The account task performs what the PAM documentation refers to as account management. Most of the functions that the PAM documentation associates with this task can also be referred to as authorization related tasks. These include determining whether the user's password has expired and whether the user is permitted access to this service.

password

The password task handles password changes for the user.

session

Modules implementing the session task provide services that should be performed before a service is given and before the user disconnects from the session. An example would be writing audit trail entries to a log file.

As you can see in the above example, the stacking of PAM modules is based on the task; every task for every service can have several PAM modules associated with it. The second field, known as the control field, indicates how the failure of a given module affects the outcome of the task as a whole. Traditionally, the control field has four valid values:

required

Success of this module is required for the authentication process to succeed. If this module returns failure, other modules are still executed, but the authentication process will fail regardless. In addition, PAM does not specify the order in which modules marked required are executed, except in the case of intervening modules marked requisite and sufficient. This is done for security reasons, to avoid giving attackers detailed information on failed authentication attempts.

requisite

Failure of this PAM module immediately terminates the authentication process. If this module fails, no module listed after this one is executed.

sufficient

The success of this PAM module immediately causes the authentication process to succeed. If this module succeeds, no module listed after this one is executed.

optional

This module is ignored unless it is the only module for this particular authentication task.

Newer versions of the PAM framework support a more complex syntax for the control field. For more information and to determine what your particular vendors' PAM system supports, check your system's manual page for "pam".

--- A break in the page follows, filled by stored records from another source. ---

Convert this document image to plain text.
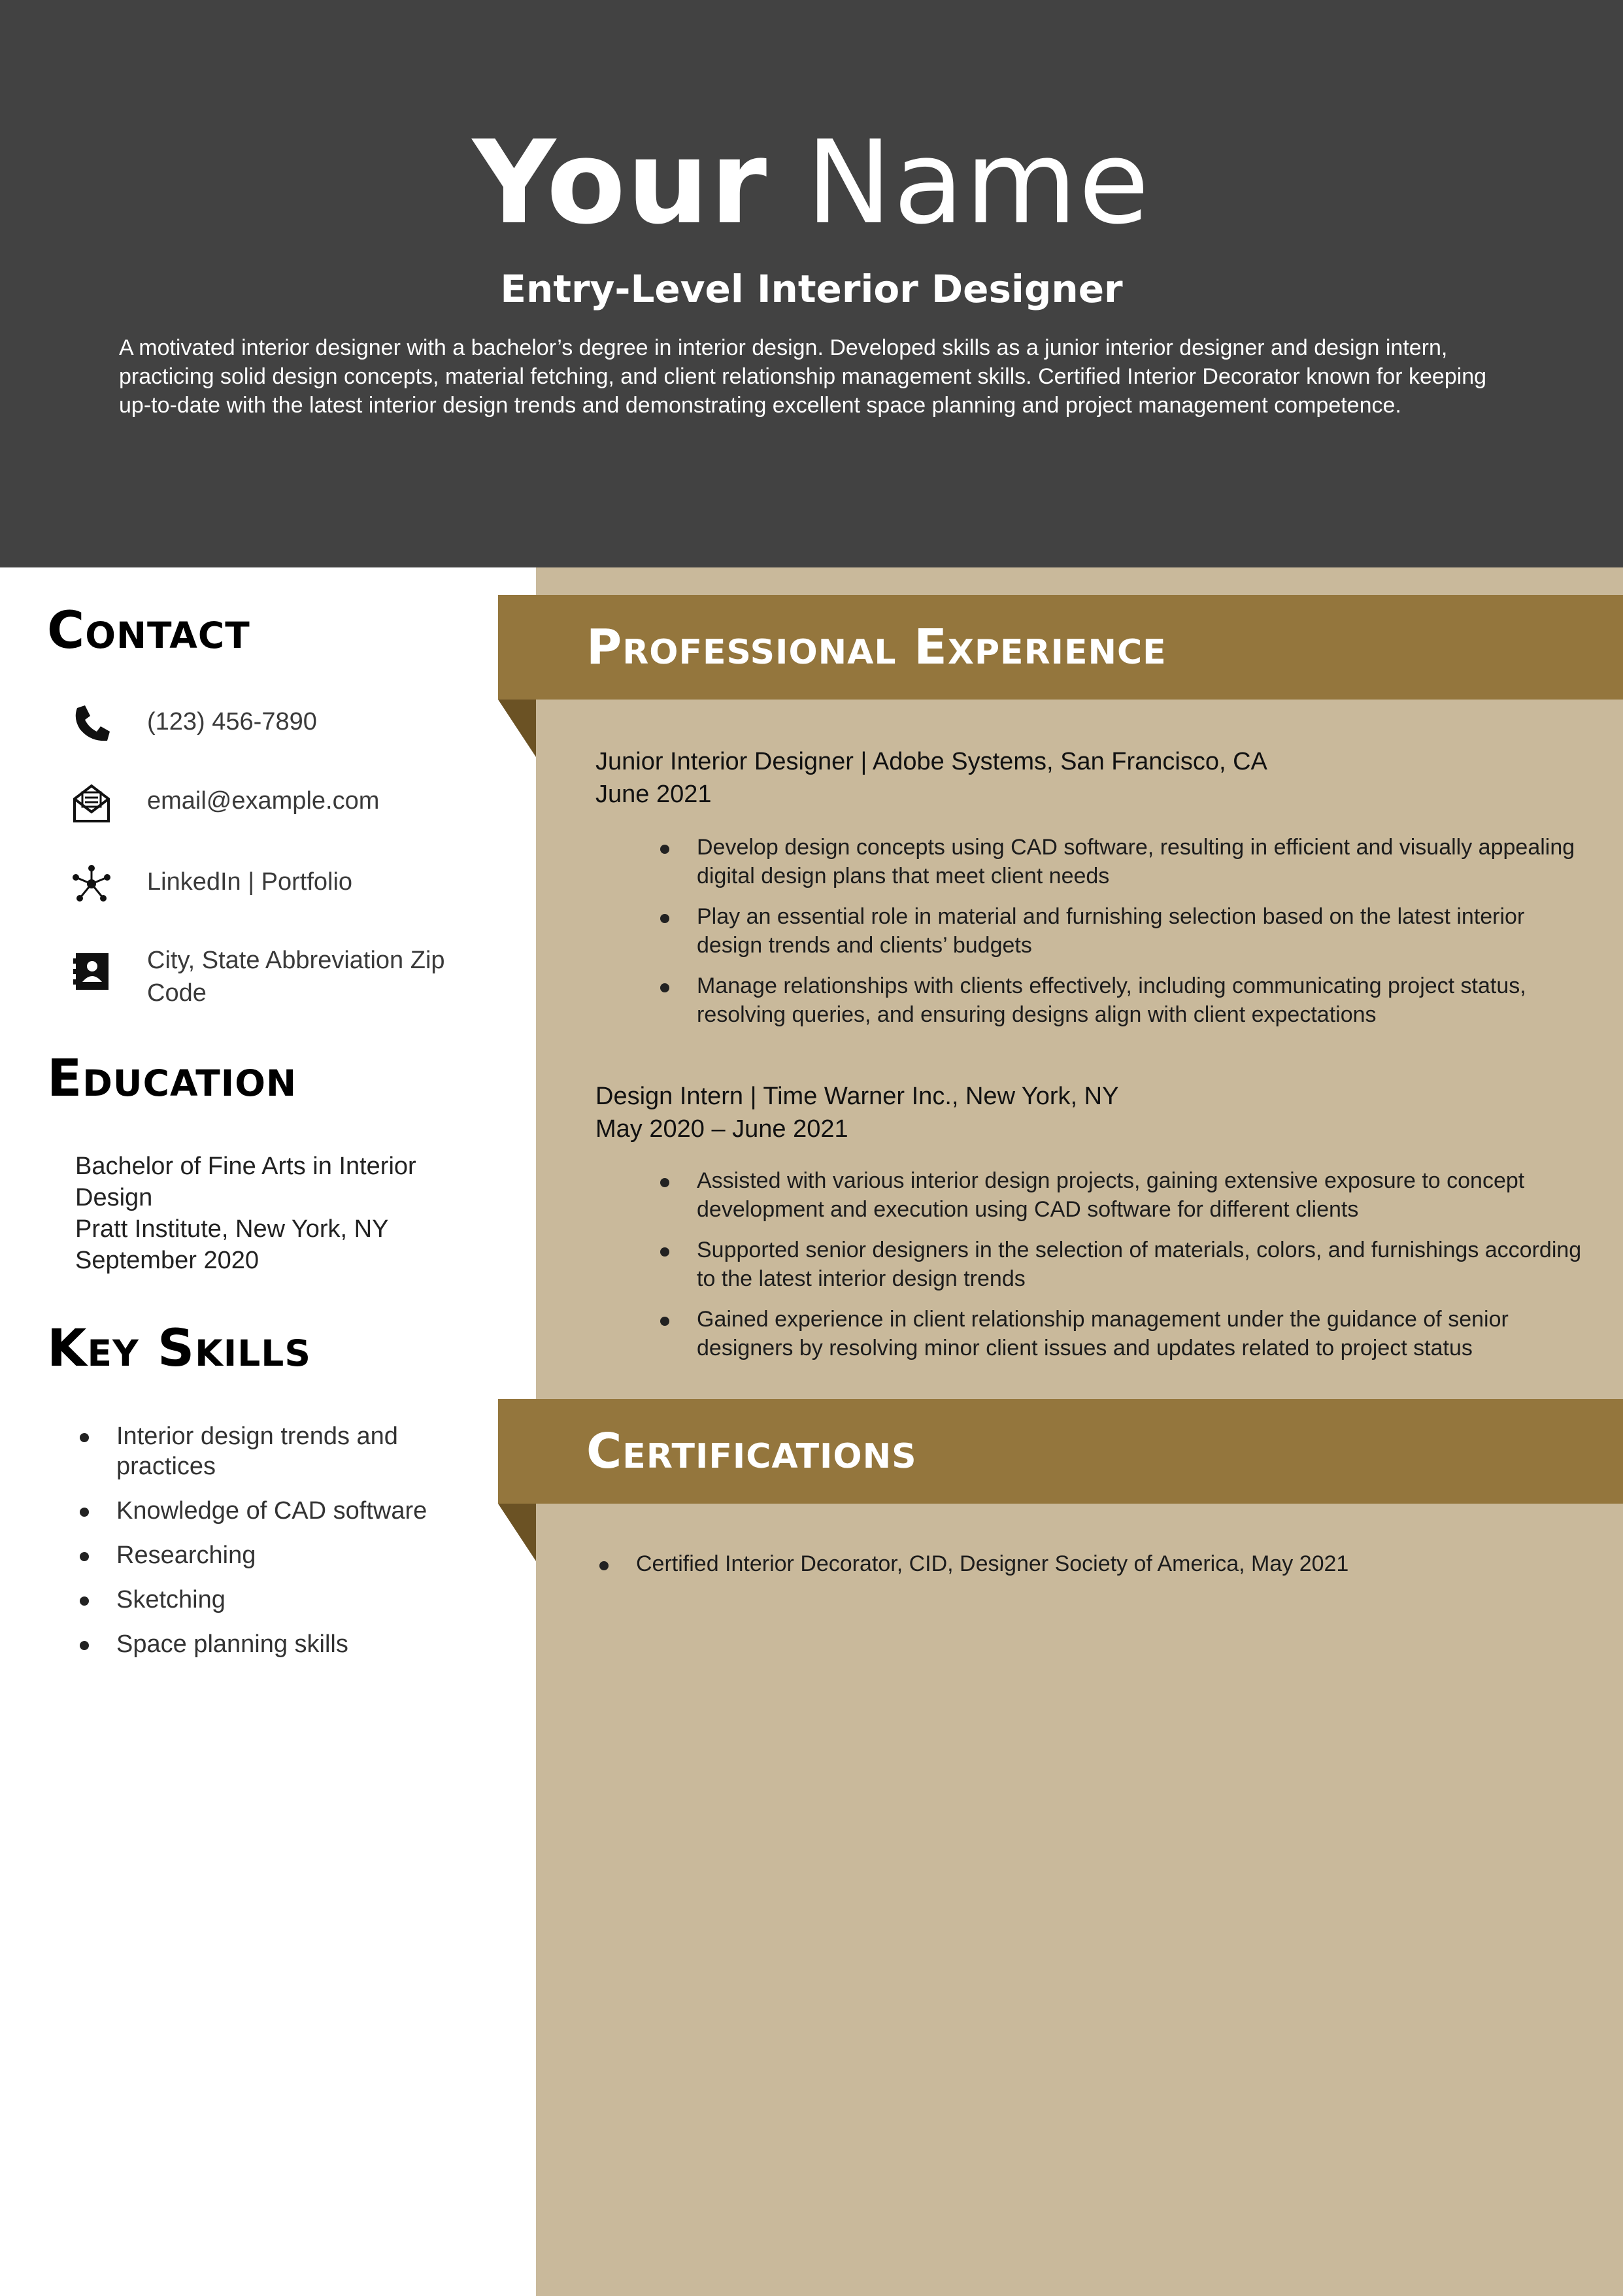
Your Name
Entry-Level Interior Designer
A motivated interior designer with a bachelor’s degree in interior design. Developed skills as a junior interior designer and design intern, practicing solid design concepts, material fetching, and client relationship management skills. Certified Interior Decorator known for keeping up-to-date with the latest interior design trends and demonstrating excellent space planning and project management competence.
Contact
(123) 456-7890
email@example.com
LinkedIn | Portfolio
City, State Abbreviation Zip Code
Education
Bachelor of Fine Arts in Interior Design
Pratt Institute, New York, NY
September 2020
Key Skills
Interior design trends and practices
Knowledge of CAD software
Researching
Sketching
Space planning skills
Professional Experience
Junior Interior Designer | Adobe Systems, San Francisco, CA
June 2021
Develop design concepts using CAD software, resulting in efficient and visually appealing digital design plans that meet client needs
Play an essential role in material and furnishing selection based on the latest interior design trends and clients’ budgets
Manage relationships with clients effectively, including communicating project status, resolving queries, and ensuring designs align with client expectations
Design Intern | Time Warner Inc., New York, NY
May 2020 – June 2021
Assisted with various interior design projects, gaining extensive exposure to concept development and execution using CAD software for different clients
Supported senior designers in the selection of materials, colors, and furnishings according to the latest interior design trends
Gained experience in client relationship management under the guidance of senior designers by resolving minor client issues and updates related to project status
Certifications
Certified Interior Decorator, CID, Designer Society of America, May 2021
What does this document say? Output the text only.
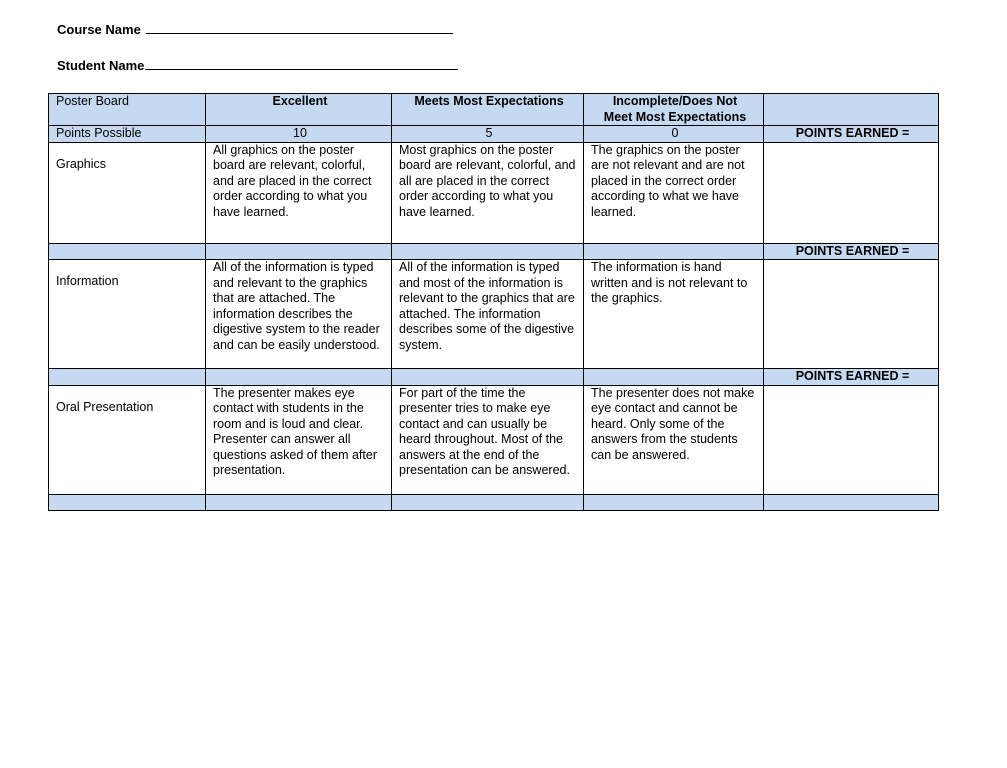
Course Name
Student Name
Poster Board	Excellent	Meets Most Expectations	Incomplete/Does Not
Meet Most Expectations	
Points Possible	10	5	0	POINTS EARNED =

Graphics	All graphics on the poster board are relevant, colorful, and are placed in the correct order according to what you have learned.	Most graphics on the poster board are relevant, colorful, and all are placed in the correct order according to what you have learned.	The graphics on the poster are not relevant and are not placed in the correct order according to what we have learned.	
				POINTS EARNED =

Information	All of the information is typed and relevant to the graphics that are attached. The information describes the digestive system to the reader and can be easily understood.	All of the information is typed and most of the information is relevant to the graphics that are attached. The information describes some of the digestive system.	The information is hand written and is not relevant to the graphics.	
				POINTS EARNED =

Oral Presentation	The presenter makes eye contact with students in the room and is loud and clear. Presenter can answer all questions asked of them after presentation.	For part of the time the presenter tries to make eye contact and can usually be heard throughout. Most of the answers at the end of the presentation can be answered.	The presenter does not make eye contact and cannot be heard. Only some of the answers from the students can be answered.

The next field is the name of the PAM module, which can either be expressed as an absolute path or relative to the default directory for modules. The last field is a list of arguments for the module. The arguments vary from module to module but there are some generic options recognized by most modules:

debug

Log debugging information to syslog for this module; this option is useful for troubleshooting PAM configurations.

use_first_pass

If a preceding authentication module has already obtained a password, try authentication using that password. If authentication using that password fails, then the module returns failure.

try_first_pass

First try authentication using the password passed from the preceding authentication module. If that fails, then prompt the user for a new password and attempt authentication with it.

The pam_krb5 PAM module also recognizes the following options:

forwardable

When obtaining a TGT for the user, request forwardable tickets from the KDC.

ccache= name

When creating the credential cache upon successful authentication, create it with the name specified by name. The name argument must be in the form of type:residual, where type is the type of credential cache, typically FILE. residual is the location of the cache, which in the case of the FILE type is a filename. There are two special tokens accepted for this argument, namely %u, which is replaced with the user ID of the authorized user, and %p, which is replaced by the current process ID.